Unfortunately, during the process of writing, something went badly wrong. Although the main plot worked fine and my hero and heroine proved unusually biddable, two of my minor characters did not. They fell in love, without realising it, and at the end of the book they were left separated and not on speaking terms. Which would have been fine if I (and I hope the reader) didn’t know they were deeply attracted to one another and that their story was not over.

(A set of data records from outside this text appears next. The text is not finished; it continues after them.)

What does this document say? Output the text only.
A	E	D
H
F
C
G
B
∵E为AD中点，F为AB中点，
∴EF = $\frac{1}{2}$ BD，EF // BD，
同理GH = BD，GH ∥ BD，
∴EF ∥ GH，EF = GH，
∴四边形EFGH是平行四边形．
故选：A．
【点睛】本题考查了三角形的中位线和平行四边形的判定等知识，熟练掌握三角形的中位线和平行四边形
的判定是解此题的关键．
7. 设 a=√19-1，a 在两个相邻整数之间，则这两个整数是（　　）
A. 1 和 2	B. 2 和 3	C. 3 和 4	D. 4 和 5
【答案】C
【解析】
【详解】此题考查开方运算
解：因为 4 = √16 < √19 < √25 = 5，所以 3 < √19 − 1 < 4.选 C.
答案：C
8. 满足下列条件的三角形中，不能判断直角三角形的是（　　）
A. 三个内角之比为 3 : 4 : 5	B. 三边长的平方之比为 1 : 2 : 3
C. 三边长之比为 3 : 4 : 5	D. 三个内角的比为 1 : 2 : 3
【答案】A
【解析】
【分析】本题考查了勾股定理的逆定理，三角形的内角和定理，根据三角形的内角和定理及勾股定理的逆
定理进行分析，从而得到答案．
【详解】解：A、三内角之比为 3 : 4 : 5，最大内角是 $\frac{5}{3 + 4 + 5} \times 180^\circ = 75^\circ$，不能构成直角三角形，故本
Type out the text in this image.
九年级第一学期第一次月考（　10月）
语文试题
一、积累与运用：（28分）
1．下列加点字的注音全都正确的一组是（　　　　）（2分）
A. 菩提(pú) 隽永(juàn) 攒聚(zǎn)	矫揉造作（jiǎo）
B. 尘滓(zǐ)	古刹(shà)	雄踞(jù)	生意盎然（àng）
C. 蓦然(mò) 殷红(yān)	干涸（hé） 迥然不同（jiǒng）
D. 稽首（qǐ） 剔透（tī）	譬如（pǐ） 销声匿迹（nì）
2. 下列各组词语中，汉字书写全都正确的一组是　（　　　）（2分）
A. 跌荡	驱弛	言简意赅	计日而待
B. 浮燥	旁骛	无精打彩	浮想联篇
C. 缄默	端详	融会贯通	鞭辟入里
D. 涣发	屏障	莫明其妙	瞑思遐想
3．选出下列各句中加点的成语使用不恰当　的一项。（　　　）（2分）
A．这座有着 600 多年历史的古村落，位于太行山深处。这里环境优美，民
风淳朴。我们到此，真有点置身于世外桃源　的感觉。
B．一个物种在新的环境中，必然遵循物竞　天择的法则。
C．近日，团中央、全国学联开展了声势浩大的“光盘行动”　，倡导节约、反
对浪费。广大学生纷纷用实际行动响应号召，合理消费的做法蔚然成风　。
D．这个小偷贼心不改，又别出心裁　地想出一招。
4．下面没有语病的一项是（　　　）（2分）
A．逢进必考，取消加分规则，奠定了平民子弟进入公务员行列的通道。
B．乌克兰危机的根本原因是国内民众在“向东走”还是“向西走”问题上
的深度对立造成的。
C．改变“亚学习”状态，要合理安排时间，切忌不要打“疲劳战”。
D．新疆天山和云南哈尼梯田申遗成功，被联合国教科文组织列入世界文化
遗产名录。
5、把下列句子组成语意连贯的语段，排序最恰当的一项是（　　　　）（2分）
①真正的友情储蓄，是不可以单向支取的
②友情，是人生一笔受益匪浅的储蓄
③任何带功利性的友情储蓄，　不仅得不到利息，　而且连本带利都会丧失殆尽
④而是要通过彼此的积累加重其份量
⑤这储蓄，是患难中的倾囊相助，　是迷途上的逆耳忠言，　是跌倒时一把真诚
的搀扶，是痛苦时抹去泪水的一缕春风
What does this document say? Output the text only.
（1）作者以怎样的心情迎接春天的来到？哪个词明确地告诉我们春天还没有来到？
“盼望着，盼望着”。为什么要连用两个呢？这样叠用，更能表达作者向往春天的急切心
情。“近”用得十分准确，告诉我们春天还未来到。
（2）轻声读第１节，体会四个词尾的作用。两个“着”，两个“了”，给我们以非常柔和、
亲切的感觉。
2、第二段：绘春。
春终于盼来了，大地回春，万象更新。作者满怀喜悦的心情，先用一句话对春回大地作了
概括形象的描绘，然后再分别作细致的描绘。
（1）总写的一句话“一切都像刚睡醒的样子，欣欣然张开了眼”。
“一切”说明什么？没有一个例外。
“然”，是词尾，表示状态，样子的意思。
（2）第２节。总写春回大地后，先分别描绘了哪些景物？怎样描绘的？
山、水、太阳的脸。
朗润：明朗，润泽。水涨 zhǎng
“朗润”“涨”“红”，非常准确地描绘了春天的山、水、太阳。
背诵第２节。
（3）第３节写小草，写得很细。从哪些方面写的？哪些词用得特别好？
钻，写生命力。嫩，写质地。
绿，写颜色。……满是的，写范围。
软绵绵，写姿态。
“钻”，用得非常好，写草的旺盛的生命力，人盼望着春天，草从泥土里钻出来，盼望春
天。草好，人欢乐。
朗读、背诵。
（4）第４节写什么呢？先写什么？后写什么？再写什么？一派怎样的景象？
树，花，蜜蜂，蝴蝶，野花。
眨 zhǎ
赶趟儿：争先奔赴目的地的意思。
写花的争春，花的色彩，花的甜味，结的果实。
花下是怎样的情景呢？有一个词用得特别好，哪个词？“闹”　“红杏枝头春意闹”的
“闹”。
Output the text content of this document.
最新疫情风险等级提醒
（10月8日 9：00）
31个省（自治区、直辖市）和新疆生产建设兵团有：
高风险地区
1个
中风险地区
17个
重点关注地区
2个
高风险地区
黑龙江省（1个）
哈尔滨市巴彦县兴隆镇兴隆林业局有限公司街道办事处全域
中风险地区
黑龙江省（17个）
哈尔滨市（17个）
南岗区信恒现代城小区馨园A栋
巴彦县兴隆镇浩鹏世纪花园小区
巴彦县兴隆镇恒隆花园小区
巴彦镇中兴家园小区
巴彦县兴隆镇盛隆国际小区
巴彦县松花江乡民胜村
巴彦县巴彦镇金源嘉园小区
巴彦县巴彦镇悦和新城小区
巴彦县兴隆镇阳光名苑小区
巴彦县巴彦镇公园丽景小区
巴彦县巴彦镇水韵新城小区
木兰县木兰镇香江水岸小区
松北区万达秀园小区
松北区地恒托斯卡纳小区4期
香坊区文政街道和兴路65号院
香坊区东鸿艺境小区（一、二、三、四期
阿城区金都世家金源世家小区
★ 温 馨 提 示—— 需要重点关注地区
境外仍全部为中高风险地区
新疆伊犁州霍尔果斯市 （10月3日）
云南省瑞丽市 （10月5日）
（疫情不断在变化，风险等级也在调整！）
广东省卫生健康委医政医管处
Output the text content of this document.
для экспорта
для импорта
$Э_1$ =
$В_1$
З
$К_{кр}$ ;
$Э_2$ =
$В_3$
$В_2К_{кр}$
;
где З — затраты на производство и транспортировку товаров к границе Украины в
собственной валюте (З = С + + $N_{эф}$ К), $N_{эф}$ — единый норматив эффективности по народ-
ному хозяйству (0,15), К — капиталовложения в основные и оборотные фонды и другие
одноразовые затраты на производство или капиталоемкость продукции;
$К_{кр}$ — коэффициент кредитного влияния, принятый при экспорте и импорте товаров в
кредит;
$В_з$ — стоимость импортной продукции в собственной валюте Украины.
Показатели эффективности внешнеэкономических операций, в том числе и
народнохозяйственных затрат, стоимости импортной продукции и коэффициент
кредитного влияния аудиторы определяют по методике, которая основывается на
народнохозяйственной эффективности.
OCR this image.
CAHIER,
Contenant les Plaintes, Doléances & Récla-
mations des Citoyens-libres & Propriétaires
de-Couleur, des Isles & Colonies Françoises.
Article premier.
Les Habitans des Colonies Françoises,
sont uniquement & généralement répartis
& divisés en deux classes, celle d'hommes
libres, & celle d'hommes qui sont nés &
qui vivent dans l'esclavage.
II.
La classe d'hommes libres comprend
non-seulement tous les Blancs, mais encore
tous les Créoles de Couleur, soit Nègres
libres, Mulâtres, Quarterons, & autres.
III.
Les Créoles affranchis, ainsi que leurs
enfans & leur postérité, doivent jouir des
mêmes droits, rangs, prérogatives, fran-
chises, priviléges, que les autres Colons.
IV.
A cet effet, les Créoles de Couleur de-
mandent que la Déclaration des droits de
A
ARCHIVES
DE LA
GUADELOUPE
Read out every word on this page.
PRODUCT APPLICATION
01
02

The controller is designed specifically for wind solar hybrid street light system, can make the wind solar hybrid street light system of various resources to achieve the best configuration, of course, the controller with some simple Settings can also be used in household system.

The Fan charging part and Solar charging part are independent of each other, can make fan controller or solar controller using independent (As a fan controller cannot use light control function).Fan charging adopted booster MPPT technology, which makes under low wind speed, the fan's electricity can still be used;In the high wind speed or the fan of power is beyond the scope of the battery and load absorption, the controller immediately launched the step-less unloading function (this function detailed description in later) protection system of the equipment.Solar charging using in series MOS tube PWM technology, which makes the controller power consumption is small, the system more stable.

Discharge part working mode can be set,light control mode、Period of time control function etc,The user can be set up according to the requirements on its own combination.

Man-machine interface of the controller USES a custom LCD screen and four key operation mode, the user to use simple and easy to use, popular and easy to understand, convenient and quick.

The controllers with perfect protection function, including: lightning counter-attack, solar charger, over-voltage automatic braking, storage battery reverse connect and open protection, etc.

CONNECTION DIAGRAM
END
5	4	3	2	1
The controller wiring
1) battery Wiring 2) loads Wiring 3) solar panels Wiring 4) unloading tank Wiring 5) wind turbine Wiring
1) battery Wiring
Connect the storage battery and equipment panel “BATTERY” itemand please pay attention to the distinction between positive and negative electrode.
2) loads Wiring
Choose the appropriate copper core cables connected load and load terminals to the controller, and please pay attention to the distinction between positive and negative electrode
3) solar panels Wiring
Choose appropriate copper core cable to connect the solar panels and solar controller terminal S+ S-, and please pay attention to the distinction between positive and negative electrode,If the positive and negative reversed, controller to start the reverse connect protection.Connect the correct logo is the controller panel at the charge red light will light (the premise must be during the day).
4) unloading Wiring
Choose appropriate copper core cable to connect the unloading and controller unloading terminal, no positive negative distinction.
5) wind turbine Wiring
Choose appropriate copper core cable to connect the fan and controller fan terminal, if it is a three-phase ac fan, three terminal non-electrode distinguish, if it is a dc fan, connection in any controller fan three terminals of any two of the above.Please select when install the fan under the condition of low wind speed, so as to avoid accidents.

Because they were meant be together, no matter how difficult their path, plotting their story was fairly straightforward too. But that was I ran into another problem. In a series of books about the same people — such as Jenny Harper’s current Heartland series — it’s tricky enough to keep everyone’s stories straight. Jenny does it brilliantly. But with a sequel, where the plot driver of Book Two (in this case the relationship between the two protagonists) hinges on actions which they took in Book One…how do you tell the story?
I can’t assume a reader has read Book One first, thought it would help if they had, and even if they had it might be a while before they get to Book Two. How much of the back story do I introduce? How soon? How much do I say about he characters, the relationships which have been introduced? If Leona is determined to go back to Italy to get Nico to apologise, though obviously she won’t acknowledge she’s in love with him (if she even knows) then how much do I have to put in about what their row was about — and how soon?
I haven’t resolved the issue yet. I’ve chopped and I’ve changed the opening several chapters. I’ve taken some sound advice thanks to which (you know who you are) it feels a whole lot better. But getting in the backstory without too much telling is proving harder than I anticipated.
I’m taking more advice, and any tips are welcome. Answers on a postcard, please!